I also want to point out that you should be coding to Java interfaces as much as possible. If you are testing class C that depends on an implementation of interface I, then you should mock your I implementation in your C test class so that C is tested in isolation. Your mock I should follow what the interface is supposed to do. This also keeps the number of failing tests down. If there is a bug in your real I implementation, then only your I tests should fail, the C tests should still all pass (since you are testing it against a fake but working I implementation)
Don't worry about suites yet. You'll know when you need them. I've only had to use them a handful of times, and I'm not entirely sold on their usefulness...but I leave that decision up to you.
To the meat of your question - the conventional way with JUnit tests is to neither know nor depend on the order of execution of your tests; this ensures that your tests are not run-order dependent, and if they are, something is wrong with your tests* and validation.
The main core concept behind unit tests is that they test a unit of code - as simple as a single function.
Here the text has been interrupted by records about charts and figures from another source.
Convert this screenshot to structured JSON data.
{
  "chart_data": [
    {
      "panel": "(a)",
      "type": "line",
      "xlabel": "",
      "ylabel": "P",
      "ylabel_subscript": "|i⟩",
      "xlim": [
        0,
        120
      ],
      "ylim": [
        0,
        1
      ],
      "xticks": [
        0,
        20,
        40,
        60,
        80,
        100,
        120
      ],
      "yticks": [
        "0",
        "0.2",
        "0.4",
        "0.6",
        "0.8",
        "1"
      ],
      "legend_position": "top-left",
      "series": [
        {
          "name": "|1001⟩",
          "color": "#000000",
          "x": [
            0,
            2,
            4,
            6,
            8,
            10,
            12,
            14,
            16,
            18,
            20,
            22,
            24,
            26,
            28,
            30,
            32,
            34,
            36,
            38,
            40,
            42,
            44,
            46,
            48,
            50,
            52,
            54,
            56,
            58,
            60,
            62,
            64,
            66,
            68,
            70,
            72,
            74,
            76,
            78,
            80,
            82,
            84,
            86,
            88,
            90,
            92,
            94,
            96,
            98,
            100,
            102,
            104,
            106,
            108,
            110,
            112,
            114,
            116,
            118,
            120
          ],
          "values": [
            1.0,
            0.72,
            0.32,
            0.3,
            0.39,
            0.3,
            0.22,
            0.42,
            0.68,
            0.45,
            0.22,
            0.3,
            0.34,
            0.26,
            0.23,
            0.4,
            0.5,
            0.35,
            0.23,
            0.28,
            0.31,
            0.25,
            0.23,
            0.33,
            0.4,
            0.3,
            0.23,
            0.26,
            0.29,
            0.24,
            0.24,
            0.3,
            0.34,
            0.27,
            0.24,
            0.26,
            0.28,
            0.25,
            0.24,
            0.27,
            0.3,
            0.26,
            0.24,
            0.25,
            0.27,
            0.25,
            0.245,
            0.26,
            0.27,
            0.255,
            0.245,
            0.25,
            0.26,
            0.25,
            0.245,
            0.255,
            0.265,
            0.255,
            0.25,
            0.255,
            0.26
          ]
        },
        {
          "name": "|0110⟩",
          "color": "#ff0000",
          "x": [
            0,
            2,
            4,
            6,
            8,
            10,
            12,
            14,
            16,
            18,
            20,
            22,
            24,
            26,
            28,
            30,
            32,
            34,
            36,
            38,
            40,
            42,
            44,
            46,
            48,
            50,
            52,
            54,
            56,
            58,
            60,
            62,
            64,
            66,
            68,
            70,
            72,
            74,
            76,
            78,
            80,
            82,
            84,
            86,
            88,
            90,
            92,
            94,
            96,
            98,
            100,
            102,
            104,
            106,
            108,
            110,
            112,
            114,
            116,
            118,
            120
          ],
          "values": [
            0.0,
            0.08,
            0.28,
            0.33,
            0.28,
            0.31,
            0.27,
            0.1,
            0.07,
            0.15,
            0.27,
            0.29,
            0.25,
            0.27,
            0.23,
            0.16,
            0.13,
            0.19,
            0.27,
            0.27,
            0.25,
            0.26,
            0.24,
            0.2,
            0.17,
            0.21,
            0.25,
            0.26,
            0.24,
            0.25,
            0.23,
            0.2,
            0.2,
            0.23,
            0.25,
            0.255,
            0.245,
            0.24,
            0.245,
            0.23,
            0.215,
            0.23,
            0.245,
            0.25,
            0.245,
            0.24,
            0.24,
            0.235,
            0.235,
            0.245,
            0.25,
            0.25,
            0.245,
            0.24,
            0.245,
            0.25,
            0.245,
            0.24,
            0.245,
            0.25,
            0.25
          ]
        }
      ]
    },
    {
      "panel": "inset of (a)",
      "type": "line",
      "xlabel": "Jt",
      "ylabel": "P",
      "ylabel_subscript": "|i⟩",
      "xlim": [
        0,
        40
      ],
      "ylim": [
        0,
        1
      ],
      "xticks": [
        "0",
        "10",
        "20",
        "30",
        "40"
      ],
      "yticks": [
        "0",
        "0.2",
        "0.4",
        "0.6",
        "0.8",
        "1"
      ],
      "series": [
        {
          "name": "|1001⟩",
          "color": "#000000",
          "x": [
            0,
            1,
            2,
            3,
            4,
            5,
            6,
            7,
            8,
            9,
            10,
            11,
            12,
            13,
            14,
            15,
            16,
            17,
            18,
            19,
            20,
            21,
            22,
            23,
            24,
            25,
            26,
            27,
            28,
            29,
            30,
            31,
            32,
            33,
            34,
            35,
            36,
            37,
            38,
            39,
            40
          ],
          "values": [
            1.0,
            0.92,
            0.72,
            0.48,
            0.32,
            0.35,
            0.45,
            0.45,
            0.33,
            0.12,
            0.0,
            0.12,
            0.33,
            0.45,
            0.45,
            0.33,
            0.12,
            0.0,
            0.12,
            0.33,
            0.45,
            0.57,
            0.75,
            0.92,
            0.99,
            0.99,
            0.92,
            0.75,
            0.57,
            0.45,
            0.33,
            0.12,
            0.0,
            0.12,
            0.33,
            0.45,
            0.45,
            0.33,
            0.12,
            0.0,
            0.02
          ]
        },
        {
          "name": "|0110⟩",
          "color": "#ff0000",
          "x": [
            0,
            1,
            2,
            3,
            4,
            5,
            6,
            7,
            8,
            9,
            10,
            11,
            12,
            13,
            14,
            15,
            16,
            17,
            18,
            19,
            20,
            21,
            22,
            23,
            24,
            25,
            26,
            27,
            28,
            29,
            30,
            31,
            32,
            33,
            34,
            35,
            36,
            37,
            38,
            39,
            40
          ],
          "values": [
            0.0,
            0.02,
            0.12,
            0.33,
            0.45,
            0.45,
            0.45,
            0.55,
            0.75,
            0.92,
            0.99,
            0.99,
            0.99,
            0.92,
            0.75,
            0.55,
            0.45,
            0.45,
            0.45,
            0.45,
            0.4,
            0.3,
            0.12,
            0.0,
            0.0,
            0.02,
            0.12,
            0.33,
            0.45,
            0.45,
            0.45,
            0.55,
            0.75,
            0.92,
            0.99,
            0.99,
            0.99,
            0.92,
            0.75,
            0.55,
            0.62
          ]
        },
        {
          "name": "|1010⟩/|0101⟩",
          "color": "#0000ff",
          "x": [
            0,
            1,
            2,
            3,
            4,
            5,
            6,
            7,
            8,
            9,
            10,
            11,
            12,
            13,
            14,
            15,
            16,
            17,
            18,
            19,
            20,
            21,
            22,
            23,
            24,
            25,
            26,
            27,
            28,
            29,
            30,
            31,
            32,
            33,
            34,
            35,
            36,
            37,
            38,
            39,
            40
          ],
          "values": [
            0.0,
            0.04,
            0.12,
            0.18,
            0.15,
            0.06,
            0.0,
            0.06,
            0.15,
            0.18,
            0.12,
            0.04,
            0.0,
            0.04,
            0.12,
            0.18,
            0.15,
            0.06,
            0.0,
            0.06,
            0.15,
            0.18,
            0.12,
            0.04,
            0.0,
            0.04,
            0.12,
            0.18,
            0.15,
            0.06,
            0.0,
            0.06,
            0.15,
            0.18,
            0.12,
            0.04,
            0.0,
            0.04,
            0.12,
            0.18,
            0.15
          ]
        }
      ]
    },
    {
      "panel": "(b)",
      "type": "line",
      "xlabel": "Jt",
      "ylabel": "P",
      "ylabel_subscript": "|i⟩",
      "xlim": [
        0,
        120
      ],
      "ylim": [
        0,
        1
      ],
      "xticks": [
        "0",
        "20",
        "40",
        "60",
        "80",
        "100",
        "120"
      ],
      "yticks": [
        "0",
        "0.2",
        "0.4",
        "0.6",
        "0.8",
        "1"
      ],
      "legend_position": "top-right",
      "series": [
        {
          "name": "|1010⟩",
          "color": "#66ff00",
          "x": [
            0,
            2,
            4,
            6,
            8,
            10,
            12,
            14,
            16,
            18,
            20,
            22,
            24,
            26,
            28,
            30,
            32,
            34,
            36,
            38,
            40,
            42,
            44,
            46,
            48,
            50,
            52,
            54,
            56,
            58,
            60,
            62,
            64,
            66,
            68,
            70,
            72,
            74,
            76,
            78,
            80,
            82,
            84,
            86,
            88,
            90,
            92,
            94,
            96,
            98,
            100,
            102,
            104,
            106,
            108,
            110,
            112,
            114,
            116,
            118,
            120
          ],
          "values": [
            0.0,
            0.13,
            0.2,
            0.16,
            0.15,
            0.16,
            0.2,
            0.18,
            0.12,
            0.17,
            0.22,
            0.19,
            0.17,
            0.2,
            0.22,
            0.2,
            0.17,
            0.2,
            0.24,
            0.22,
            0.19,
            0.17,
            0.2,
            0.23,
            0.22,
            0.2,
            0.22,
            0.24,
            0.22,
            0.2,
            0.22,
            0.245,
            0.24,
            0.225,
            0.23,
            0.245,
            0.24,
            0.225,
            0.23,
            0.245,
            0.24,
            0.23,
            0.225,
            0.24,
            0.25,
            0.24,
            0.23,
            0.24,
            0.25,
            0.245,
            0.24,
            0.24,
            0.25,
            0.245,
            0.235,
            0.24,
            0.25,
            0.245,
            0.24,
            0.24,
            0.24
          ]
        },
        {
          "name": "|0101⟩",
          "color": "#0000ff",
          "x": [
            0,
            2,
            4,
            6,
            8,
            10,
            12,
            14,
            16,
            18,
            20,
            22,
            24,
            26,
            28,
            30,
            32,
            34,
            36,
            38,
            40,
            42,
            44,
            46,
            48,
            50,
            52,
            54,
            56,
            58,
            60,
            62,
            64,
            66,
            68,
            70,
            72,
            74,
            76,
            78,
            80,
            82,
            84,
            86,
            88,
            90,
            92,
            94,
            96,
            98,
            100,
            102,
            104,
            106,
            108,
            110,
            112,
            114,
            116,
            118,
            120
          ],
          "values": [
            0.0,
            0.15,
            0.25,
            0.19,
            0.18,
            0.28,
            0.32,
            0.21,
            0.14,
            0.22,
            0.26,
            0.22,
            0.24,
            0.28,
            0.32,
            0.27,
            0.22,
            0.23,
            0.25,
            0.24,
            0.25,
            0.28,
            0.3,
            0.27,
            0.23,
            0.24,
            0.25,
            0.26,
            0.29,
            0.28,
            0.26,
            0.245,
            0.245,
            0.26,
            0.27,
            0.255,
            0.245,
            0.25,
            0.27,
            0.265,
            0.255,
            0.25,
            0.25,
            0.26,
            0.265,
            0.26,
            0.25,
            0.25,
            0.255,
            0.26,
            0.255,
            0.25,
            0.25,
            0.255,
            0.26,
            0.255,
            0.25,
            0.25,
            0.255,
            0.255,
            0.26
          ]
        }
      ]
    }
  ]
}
If you're attempting to test five different things at once, your test is far too large, and should be broken out. If the method you're testing is monolithic in nature, and difficult to test, it should be refactored and broken out into different slices of responsibility.
Tests that exercise a larger flow are better suited for integration-style tests, which tend to be written as unit tests, but aren't actually unit tests.
I've not run into a scenario in which, if I knew that if a certain test failed, I could expect different behavior in the other tests. I've never thought that such a thing was necessary to be noted, since the only thing I care about in my unit test is how that unit of code behaves given a certain input.
Keep your tests small and simple to understand; the test should only make one assertion about the result (or a general assertion of the state of your result).
*: That's not to say that it's completely broken, but those sorts of tests should be fixed sooner rather than later.